Zaten en çok 'yol' öğretmez mi insana? 'Dostunu tanımak istiyorsan ya yolculukta...' diye başlayan söz tam da bu hali haber vermez mi? Arkamdaki heykelin ne tarihi ne manevi anlamı yok bana göre; Aaaaa ne ilginç bir aslan kafası, hem de su akıtıyor! haykırışlarıyla etrafına dizilmemiz, şapkama su doldurup kafama takmam asıl önemli olan.. 


Ben neler hayal ediyorum, kimse bilemez. Etrafa verdiğimiz fotoğraf ise tam bir dosluk örneği :-)

Ortalama yaşlarımız 4-7 arası, gerek arabayla gerek yürüyerek kat ettiğimiz mesafe ise boyumuzun bilmem kaç katı! Yorulduk, bunaldık, hatta bezmek üzereyiz de kuyruğu dik tutuyoruz :-) Selimiye Camii'nin iç avlusundaki şadırvanda babam usulü yıkadığımız çilekleri afiyetle yemek içimizi ferahlattı çok şükür. 


Bunca yıllık ömrümde (bu annemin lafı) böyle güzel 1 Mayıs kutlaması görmedim arkadaş. Miting mi, düğün mü, bayram mı anlayamadık pek. 


Adı her neyse işte, durup alkışlayasımız, beraber oynayasımız geldi..


Bunca kızın içinde kalan tek erkek olarak Eski Cami'de Cuma namazına gitmek de bize düştü :-( Ben biliyordum zaten bu kızların arkamdan işler çevireceklerini, eğlencelerine eğlence katacaklarını :-(


Ben yine hayatımda ilk defa hiç kimsenin yardımını almadan, hem de böyle yaşlı bir ağaca çıktım. Bir tarafımda nazlı akan Meriç Nehri diğer yanımda dostum, sohbete mi doyalım, oyuna mı, karar veremedik. 


Çok gezdik, çok oynadık, bir sürü neşeli hikayeler biriktirdik. Çokça acıktık azıcık yedik..


İlk defa birlikte salıncağa bindik. Bizden gören minik fasülyeler de bindi.





Etrafı güzelliklerle dolu olsa insanın, mesela, yaşadığı zamanda kafasını kaldırıp etrafa baktığında bozulmamış tabii harikalar ya da estetik kaygı güdülerek imar edilmiş yerler görse, hep ama, acaba diyorum, kötülük bu kadar aklına gelebilir miydi?

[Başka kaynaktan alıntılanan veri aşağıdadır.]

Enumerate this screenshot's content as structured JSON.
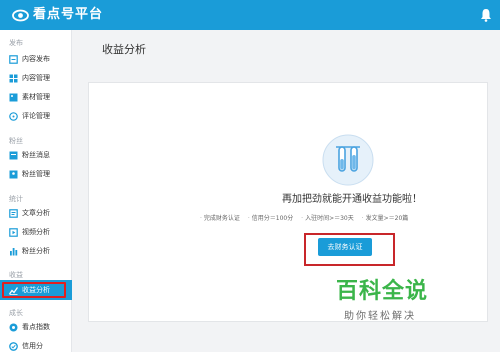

Seyredilen değil üzerinde uzanılabilen toprak, insanın birikmiş kötü hislerini, kontrolsüz öfkelerini, ne yapacağını bilemez taşkın hallerini dizginler, iyileştirir miydi?
Topraktan gelen insan toprağın kucağına kaçtığında yine, sükunete erebilir miydi?
Toprak, duymayı değil dinlemeyi, dinlenmeyi, içerisine doğru seyrana çıkmayı, kainatı okumayı, hissetmeyi öğretebilir miydi?




Bu hikayeyi başlatan iki dost, hikayenin meyvelerinden biri...



Her zamanın bu kadar saf, güzel, bereketli olamayacağının da farkındayız elbet..


Ama bir üzüm sümbülün sevdasına, dakikalarca ve etraflarında gördükleri her şeyi araç-gereçe çevirmek pahasına çiçek soğanı aramalarını seyretmek, onlara hem ilham vermek hem refakat etmek o kadar güzeldi ki..


Şükrümüz yine eksik; değil mi ki insanız...


2 yorum:

  1. Film şeridi gibi geçti gitti...
    Hatıralar yanımıza mutlu anlar olarak kar kaldı.

    YanıtlaSil
  2. Tam öyle oldu gerçekten. Allah tekrarını da nasip etsin.